The Book of Raziel is a collection of mystical, cosmological, and magical Hebrew works and portions of works. First printed in Amsterdam in 1701, it was reprinted many times because of the popular belief that the book protected its owner’s home from fire and other dangers. There are some manuscripts of, at least, parts of this work that date back to the 16th century. However, in its printed form, it was not compiled much earlier than the 17th century. Many manuscript collections of material of the same sort are extant, and Raziel is not unique among them in any way. The material included in the collection can be divided into three distinct categories or strata:

(1) Works, or parts of works, which belong to Heikhalot and Merkabah mysticism, the mystical and cosmological literature of the Talmudic and geonic periods. Of these, Raziel contains a version of the Sefer ha-Malbush, a magical work; baraita of Ma’aseh Bereshit, a cosmological and astrological description of the Creation, which has some mystical overtones; and a major part of the Sefer ha-Razim ("Book of Magical Secrets"), which is a collection of magical formulas and angelological material from Talmudic times. The introduction to Sefer ha-*Razim probably gave the whole collection its name. In this introduction, the angel Raziel is claimed to have revealed the secrets described to Adam. In this category, there is some importance to a long version of the early anthropomorphic work, the Shi’ur Komah, describing the members and secret names of the Creator.

(2) Material that belongs to the literature of the 13th-century Hasidei Ashkenaz. To this category belong the introduction and the first half of Eleazar of Worms’ work, Sod Ma’aseh Bereshit (The Secret of the Creation), which formed the first part of his Sodei Rezaya. Some exegetical works on the Holy Names of God, and some magical formulas that conclude the collection, also belong to the literary heritage of the Ḥasidei Ashkenaz.

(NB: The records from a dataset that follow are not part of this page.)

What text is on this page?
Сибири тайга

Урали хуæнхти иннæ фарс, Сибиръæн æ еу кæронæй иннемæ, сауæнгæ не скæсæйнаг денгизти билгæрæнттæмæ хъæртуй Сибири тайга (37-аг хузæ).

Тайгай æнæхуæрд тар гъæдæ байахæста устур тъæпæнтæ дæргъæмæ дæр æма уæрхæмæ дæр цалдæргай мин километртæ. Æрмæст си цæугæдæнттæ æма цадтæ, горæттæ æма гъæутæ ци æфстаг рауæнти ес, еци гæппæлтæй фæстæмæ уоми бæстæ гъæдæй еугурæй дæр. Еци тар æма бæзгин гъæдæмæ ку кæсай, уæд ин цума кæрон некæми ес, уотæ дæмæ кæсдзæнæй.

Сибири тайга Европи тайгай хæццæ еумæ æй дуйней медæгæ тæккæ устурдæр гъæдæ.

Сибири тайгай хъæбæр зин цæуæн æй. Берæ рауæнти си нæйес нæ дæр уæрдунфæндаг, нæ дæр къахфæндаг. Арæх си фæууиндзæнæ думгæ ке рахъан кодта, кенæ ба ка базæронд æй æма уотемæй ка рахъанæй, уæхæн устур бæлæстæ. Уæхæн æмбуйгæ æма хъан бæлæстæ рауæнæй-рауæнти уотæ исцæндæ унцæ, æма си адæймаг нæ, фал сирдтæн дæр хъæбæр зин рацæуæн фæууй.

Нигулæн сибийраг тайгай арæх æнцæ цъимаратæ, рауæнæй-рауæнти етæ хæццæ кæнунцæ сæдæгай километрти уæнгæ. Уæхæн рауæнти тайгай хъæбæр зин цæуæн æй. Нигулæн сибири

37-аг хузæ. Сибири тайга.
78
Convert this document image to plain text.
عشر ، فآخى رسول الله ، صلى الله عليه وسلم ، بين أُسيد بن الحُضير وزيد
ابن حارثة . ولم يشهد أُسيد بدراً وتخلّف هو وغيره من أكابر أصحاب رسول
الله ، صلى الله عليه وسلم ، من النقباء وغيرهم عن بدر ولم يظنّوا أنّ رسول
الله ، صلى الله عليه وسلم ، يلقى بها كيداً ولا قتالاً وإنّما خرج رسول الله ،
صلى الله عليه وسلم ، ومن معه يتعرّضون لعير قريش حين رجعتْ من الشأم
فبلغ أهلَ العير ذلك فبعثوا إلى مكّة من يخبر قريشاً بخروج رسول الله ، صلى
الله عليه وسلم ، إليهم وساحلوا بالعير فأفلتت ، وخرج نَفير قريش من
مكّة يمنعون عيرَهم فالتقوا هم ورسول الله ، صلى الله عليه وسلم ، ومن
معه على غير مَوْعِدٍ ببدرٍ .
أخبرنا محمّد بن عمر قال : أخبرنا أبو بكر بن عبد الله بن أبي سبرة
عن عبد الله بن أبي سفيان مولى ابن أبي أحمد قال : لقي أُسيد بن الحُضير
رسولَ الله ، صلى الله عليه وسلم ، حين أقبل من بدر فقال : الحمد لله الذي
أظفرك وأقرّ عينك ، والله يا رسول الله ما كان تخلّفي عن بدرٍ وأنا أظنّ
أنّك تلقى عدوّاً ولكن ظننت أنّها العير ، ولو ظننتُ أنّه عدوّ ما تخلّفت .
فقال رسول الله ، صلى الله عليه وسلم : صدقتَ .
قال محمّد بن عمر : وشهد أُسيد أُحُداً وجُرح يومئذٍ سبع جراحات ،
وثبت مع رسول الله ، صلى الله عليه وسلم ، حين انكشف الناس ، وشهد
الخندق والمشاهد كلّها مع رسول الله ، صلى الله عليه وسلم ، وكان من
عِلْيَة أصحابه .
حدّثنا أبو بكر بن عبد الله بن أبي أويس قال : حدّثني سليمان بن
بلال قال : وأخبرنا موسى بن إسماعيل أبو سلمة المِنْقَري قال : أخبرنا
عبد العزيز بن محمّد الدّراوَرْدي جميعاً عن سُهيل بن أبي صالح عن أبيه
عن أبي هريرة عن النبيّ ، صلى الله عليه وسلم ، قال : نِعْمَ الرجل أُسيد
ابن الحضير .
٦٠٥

(3) A few portions of kabbalistic literature, descriptions of the Sefirot and exegeses of Holy Names, mostly reflecting kabbalistic theology of pre-Lurianic periods. A critical analysis of the work by Elyakim Melsack (Milzahagi) is preserved in a manuscript at Jews’ College, London.


BIBLIOGRAPHY:

M. Margalioth, Sefer ha-Razim (1966), introduction; J. Dan, Torat ha-Sod shel Ḥasidei Ashkenaz (1968), 83, 208.